Дивертисмент братьев Лунио
Шрифт:
– Вчера вот по радио передавали, я слыхал, что есть такие пеликаны, плавучие, единственные, какие ныряют за рыбой. Другие просто летают и плавают, без погружения на глубину. – Франя, удивлённая началом такой странной темы, молчала у себя наверху и ждала продолжения. К таким причудам Гандрабуры она не привыкла, потому что у того всё и всегда было прямо и просто, как железная колея. Пил, закусывал, потом забирался, потом слезал, не уходил в сторону от темы, а слова всегда применял самые обычные, без ухода во внутренний мир и на глубину. – Так вот и говорю, – продолжил мысль Иван, – он рыбину высматривает под водой, приплывает к ней и хватает всю целиком, клювом своим.
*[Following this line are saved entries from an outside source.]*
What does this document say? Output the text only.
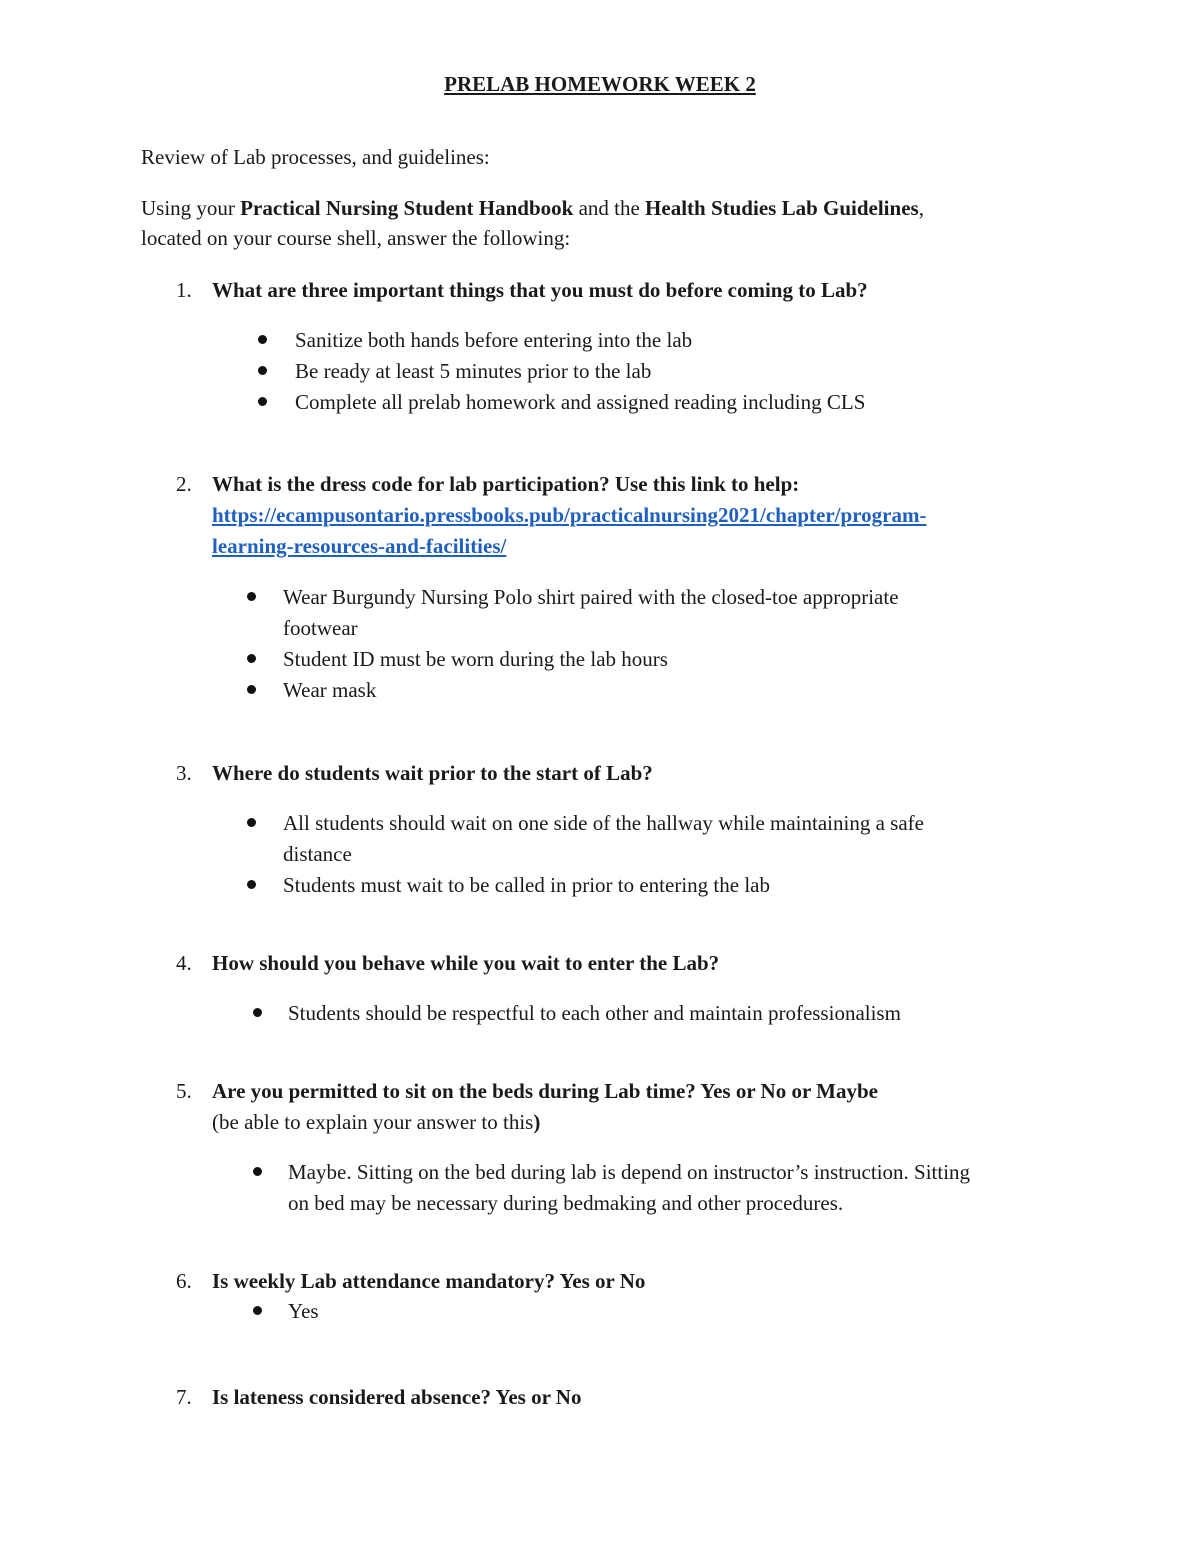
PRELAB HOMEWORK WEEK 2
Review of Lab processes, and guidelines:
Using your Practical Nursing Student Handbook and the Health Studies Lab Guidelines,
located on your course shell, answer the following:
1. What are three important things that you must do before coming to Lab?
Sanitize both hands before entering into the lab
Be ready at least 5 minutes prior to the lab
Complete all prelab homework and assigned reading including CLS
2. What is the dress code for lab participation? Use this link to help:
https://ecampusontario.pressbooks.pub/practicalnursing2021/chapter/program-
learning-resources-and-facilities/
Wear Burgundy Nursing Polo shirt paired with the closed-toe appropriate
footwear
Student ID must be worn during the lab hours
Wear mask
3. Where do students wait prior to the start of Lab?
All students should wait on one side of the hallway while maintaining a safe
distance
Students must wait to be called in prior to entering the lab
4. How should you behave while you wait to enter the Lab?
Students should be respectful to each other and maintain professionalism
5. Are you permitted to sit on the beds during Lab time? Yes or No or Maybe
(be able to explain your answer to this)
Maybe. Sitting on the bed during lab is depend on instructor’s instruction. Sitting
on bed may be necessary during bedmaking and other procedures.
6. Is weekly Lab attendance mandatory? Yes or No
Yes
7. Is lateness considered absence? Yes or No
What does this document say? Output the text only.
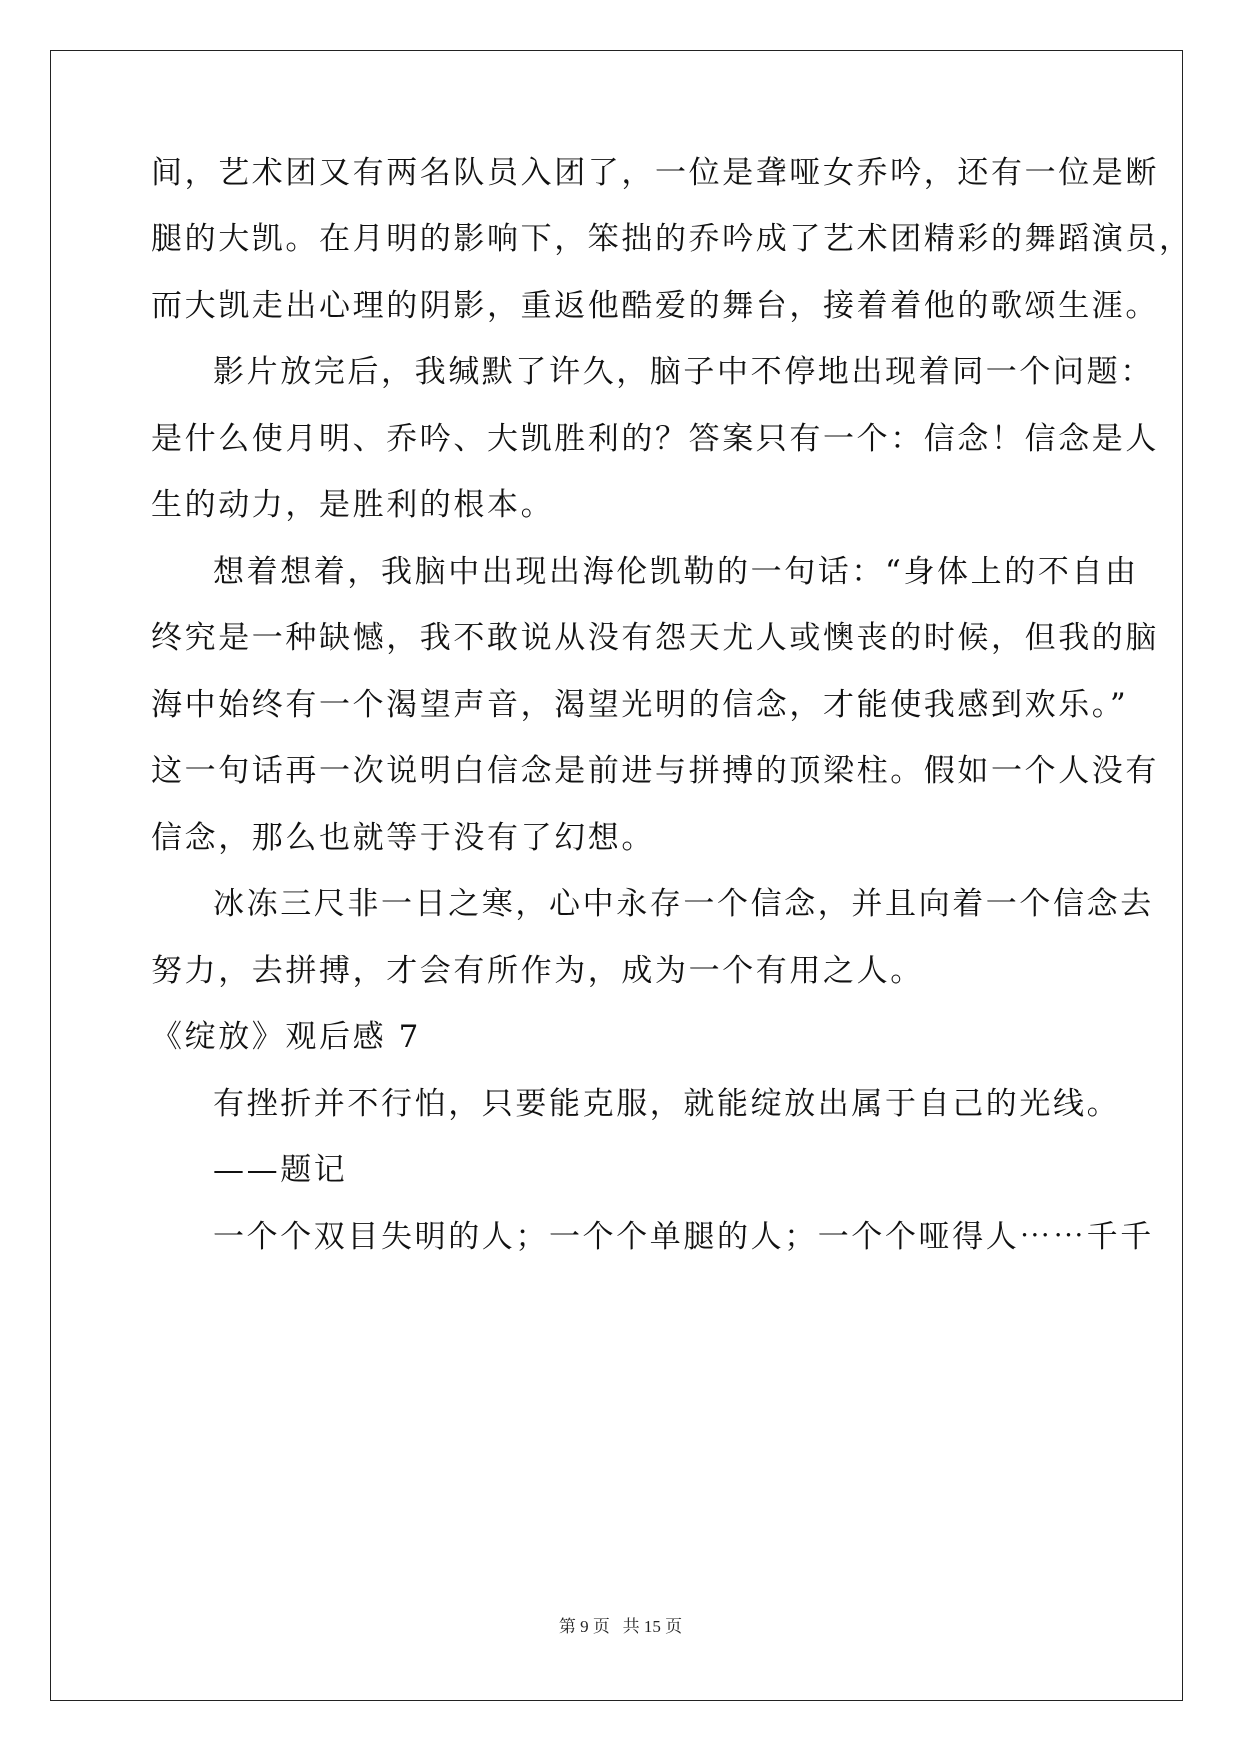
间，艺术团又有两名队员入团了，一位是聋哑女乔吟，还有一位是断
腿的大凯。在月明的影响下，笨拙的乔吟成了艺术团精彩的舞蹈演员，
而大凯走出心理的阴影，重返他酷爱的舞台，接着着他的歌颂生涯。
影片放完后，我缄默了许久，脑子中不停地出现着同一个问题：
是什么使月明、乔吟、大凯胜利的？答案只有一个：信念！信念是人
生的动力，是胜利的根本。
想着想着，我脑中出现出海伦凯勒的一句话：“身体上的不自由
终究是一种缺憾，我不敢说从没有怨天尤人或懊丧的时候，但我的脑
海中始终有一个渴望声音，渴望光明的信念，才能使我感到欢乐。”
这一句话再一次说明白信念是前进与拼搏的顶梁柱。假如一个人没有
信念，那么也就等于没有了幻想。
冰冻三尺非一日之寒，心中永存一个信念，并且向着一个信念去
努力，去拼搏，才会有所作为，成为一个有用之人。
《绽放》观后感 7
有挫折并不行怕，只要能克服，就能绽放出属于自己的光线。
——题记
一个个双目失明的人；一个个单腿的人；一个个哑得人⋯⋯千千
第 9 页 共 15 页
А под клювом зоб специальный, типа мешка из кожи. И влазит в этот мешок
Иван выбил папиросу из пачки, чиркнул в темноте спичкой и закурил. И взял задумчивую паузу.
– А при чём здесь пеликаны, Ваня? – спросила Франя, пытаясь выловить причинно-следственную связь вещей. – Для чего ты мне это рассказал? Чтобы чего я сделала?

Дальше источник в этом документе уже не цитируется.